Após a luta de boxe onde ele venceu por nocaute técnico o boxeador polonês Andrew Galota, Tyson encontrou uma maneira de substituir sua urina para passar no controle de substâncias proibidas, mas não pôde fazê-lo e deu positivo.
O ex-campeão mundial de boxe era um atleta que reinava no ringue, embora tivesse certos pontos negativos em sua imagem para algumas ações dentro e fora de sua vida privada. Como o famoso acidente contra o outro grande boxeador da época, Evander Holyfield, que tomou uma mordida em uma parte da orelha.
Tyson, uma das grandes lendas do boxe mundial confessou recentemente uma história que era desconhecida para a maioria dos fãs da nobre arte: o dia em que lutou sob a influência de maconha e tentou encobri-la com “urina limpa”.
O lutador polonês não apareceu no segundo round
No ano 2000, Tyson venceu por nocaute Andrew Golota. A luta foi tão clara em favor do boxeador norte-americano, que o polonês decidiu não continuar no segundo turno.

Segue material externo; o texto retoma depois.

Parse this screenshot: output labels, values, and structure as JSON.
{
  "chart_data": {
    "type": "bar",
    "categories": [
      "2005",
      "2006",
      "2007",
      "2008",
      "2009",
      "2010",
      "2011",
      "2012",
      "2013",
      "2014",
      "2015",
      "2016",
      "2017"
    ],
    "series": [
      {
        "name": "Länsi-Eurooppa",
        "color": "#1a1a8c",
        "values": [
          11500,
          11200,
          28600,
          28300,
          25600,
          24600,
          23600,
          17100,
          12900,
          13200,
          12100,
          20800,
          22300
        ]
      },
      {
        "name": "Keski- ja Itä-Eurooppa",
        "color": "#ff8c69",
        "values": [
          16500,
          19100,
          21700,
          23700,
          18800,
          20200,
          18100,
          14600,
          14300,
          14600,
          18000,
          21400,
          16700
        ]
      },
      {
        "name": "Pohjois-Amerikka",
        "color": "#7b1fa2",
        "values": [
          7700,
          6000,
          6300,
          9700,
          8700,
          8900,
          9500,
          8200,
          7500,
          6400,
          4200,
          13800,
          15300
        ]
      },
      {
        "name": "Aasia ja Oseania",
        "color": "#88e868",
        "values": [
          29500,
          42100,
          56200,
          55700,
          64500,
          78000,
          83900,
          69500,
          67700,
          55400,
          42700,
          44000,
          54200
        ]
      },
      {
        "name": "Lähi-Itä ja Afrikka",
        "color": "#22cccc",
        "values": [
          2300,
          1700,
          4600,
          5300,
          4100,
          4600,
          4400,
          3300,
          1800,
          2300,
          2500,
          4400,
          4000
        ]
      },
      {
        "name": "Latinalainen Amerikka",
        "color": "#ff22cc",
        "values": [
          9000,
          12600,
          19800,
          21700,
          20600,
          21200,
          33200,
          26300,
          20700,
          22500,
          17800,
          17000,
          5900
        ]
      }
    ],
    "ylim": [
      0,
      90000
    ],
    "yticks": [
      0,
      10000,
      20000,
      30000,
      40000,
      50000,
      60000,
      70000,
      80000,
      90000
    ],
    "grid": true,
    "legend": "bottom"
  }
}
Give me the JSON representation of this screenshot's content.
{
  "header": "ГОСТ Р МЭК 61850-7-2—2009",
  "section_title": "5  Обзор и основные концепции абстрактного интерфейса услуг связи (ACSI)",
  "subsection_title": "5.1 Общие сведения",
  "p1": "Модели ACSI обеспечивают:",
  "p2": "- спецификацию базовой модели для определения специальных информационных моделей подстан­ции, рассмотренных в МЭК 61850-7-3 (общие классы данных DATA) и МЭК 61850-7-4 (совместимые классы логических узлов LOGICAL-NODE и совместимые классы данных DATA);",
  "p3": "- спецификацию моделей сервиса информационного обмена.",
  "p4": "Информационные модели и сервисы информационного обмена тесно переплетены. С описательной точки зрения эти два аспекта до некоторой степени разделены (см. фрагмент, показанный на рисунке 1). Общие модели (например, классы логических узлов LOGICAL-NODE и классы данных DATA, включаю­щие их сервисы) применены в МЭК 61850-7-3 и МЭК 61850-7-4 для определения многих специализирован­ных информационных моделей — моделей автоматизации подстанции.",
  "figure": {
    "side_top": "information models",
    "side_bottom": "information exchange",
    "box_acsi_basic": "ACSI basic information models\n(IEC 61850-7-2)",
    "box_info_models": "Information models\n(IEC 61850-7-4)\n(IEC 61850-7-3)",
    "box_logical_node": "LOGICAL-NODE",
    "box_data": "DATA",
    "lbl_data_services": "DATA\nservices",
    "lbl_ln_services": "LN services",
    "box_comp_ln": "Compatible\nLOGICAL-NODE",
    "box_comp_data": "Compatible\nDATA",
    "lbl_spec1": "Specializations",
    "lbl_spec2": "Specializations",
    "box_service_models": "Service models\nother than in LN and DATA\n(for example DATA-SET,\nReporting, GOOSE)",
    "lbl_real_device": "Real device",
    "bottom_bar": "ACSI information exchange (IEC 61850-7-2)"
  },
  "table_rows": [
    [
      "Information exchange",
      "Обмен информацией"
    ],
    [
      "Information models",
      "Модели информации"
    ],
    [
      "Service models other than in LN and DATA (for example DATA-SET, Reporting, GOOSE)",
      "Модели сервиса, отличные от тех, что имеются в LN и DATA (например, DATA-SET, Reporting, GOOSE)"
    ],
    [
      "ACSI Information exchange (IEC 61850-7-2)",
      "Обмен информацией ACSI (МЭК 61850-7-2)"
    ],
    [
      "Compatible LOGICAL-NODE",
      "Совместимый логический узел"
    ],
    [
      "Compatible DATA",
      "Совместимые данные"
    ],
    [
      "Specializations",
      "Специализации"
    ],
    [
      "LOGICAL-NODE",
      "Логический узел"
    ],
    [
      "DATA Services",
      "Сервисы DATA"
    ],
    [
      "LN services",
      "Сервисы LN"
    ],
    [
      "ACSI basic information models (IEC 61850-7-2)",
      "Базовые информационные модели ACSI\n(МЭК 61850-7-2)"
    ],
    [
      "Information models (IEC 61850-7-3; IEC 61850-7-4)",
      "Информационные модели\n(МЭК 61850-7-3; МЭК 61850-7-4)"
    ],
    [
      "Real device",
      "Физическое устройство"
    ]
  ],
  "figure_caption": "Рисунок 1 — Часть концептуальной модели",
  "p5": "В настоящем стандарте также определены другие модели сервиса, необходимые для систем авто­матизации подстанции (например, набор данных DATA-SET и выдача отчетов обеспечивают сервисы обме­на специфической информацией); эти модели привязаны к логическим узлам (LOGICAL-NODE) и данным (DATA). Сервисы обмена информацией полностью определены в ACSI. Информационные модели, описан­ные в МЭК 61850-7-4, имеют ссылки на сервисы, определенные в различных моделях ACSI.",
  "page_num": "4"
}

Mais tarde essa vitória foi manchada pelo doping positivo e deram-lhe por perdido o combate.
Quase duas décadas depois, o ex-boxeador e atual empresário da indústria da cannabis confessou em uma entrevista no programa The Dan Patric Show, que havia fumado maconha.
“Tenho lutado por mais de 20 anos e tenho muita dor e desconforto”, disse, referindo ao seu uso de cannabis.
Hoje, o empresário canábico está construindo com seus sócios um complexo turístico relacionado à cannabis na cidade da Califórnia, uma cidade a cerca de 150 quilômetros de Los Angeles.